Poi, il "cosa": secondo le linee d'indirizzo delle Regioni le attività extra possono essere esclusivamente quelle riconducibili alle professioni sanitarie per le quali, indipendentemente dal profilo di inquadramento, gli interessati siano abilitati.
Infine, il capitolo "autorizzazione" - per cui andrà previsti un apposito regolamento aziendale - riferito ai tre vincoli posti dall'articolo 3-quater del Dl 127/2021 per il rilascio del via libera: a) l’attività deve garantire prioritariamente le esigenze organizzative del Servizio sanitario nazionale; b) deve essere verificato il rispetto della normativa sull'orario di lavoro; c) l’organo di vertice dell’amministrazione di appartenenza deve attestare che non sia pregiudicato l'obiettivo aziendale relativo allo smaltimento delle liste di attesa, anche conseguenti alla pandemia. L’ente di appartenenza - chiedono le Regioni - dovrà verificare che l’attività da autorizzare sia compatibile con l’orario di lavoro e l’orario di servizio del dipendente e più in generale con l’organizzazione aziendale e non sia quindi, tra l’altro, di ostacolo alla programmazione e all’effettuazione dei turni di lavoro e a quelli di pronta disponibilità". Mentre quanto al rispetto dell'orario di lavoro di cui al Dlgs 66/2003 e ai Ccnl il dipendente "dovrà, in sede di richiesta di autorizzazione, assumere l’impegno circa il rispetto della predetta normativa" e, con cadenza periodica (ogni due o tre mesi) presentare nel corso dell’attività una dichiarazione sostitutiva (...) comprovante il rispetto dell’impegno assunto". Non si ritiene rilasciabile l’autorizzazione nei confronti dei dipendenti che siano a tempo parziale.

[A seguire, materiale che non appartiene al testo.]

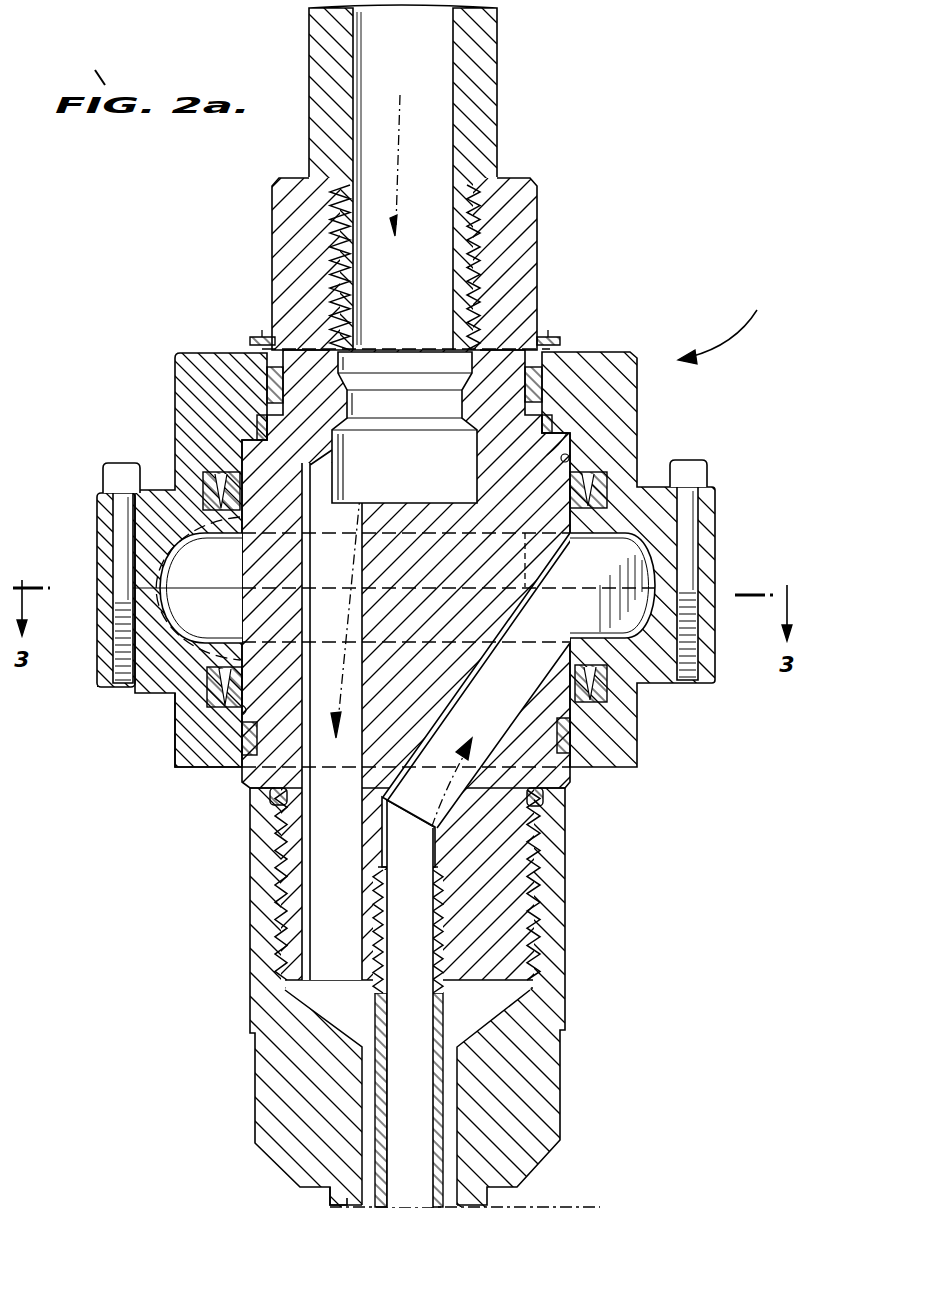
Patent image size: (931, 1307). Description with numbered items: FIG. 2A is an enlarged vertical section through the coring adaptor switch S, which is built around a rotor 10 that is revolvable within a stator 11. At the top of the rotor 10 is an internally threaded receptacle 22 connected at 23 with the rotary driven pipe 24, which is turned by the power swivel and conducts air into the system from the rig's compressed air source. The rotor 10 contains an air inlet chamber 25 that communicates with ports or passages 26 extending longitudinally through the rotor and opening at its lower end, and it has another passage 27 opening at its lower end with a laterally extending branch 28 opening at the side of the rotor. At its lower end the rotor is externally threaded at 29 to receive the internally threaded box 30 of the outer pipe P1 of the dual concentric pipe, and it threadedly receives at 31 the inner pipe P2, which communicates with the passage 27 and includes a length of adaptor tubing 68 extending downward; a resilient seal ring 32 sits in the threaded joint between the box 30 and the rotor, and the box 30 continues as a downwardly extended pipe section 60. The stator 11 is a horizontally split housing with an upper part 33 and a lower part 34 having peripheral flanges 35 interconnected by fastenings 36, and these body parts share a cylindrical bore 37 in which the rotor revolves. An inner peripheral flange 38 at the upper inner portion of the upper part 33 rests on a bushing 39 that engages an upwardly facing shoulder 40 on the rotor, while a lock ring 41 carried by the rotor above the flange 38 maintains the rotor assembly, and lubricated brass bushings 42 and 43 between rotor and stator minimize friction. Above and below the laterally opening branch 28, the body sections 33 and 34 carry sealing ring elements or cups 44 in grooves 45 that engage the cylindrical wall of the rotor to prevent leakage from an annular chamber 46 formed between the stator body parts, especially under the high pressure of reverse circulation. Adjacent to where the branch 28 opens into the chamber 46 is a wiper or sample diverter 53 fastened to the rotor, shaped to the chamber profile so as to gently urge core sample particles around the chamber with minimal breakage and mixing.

The rotor 10 is at (530, 230).
The stator 11 is at (620, 355).
The internally threaded receptacle 22 is at (275, 215).
The threaded connection 23 is at (333, 263).
The rotary driven pipe 24 is at (485, 48).
The air inlet chamber 25 is at (404, 427).
The ports or passages 26 is at (330, 812).
The passage 27 is at (428, 848).
The laterally extending branch 28 is at (489, 700).
The external threads 29 is at (540, 900).
The internally threaded box 30 is at (550, 850).
The threaded connection 31 is at (437, 905).
The resilient seal ring 32 is at (275, 800).
The upper part 33 is at (175, 380).
The lower part 34 is at (185, 742).
The peripheral flanges 35 is at (100, 570).
The fastenings 36 is at (118, 500).
The cylindrical bore 37 is at (565, 450).
The inner peripheral flange 38 is at (567, 360).
The bushing 39 is at (545, 438).
The upwardly facing shoulder 40 is at (250, 442).
The lock ring 41 is at (260, 338).
The lubricated brass bushing 42 is at (275, 385).
The lubricated brass bushing 43 is at (245, 742).
The sealing ring elements or cups 44 is at (575, 490).
The grooves 45 is at (207, 478).
The annular chamber 46 is at (180, 610).
The wiper or sample diverter 53 is at (585, 570).
The downwardly extended pipe section 60 is at (347, 1205).
The adaptor tubing 68 is at (376, 1082).
The outer pipe P1 is at (487, 1203).
The inner pipe P2 is at (443, 1090).
The coring adaptor switch S is at (718, 323).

Infine, sul terzo "paletto", il no all’autorizzazione richiesta dal dipendente in rapporto all’obiettivo aziendale relativo allo smaltimento delle liste di attesa, "non può essere giustificato solo dall’esistenza di situazioni di criticità connesse al superamento dei tempi di erogazione delle prestazioni all’utenza rispetto ai termini fissati dalle regioni, ma dalla circostanza che, concretamente, l’esercizio dell’attività extra officio possa pregiudicare i piani aziendali di recupero di tali prestazioni. Pertanto, qualora i piani in parola richiedano, come di norma, la resa di orario aggiuntivo, il dipendente dovrà dichiarare la disponibilità in via preventiva alla sua effettuazione"."In ogni caso - si legge nel documento - il diniego all’autorizzazione deve essere fondato su motivi oggettivi, che devono essere esplicitati in una adeguata motivazione, in modo di dar conto dell’esistenza dei presupposti che consentono il rifiuto e, in generale, del rispetto dei criteri di correttezza e buona fede".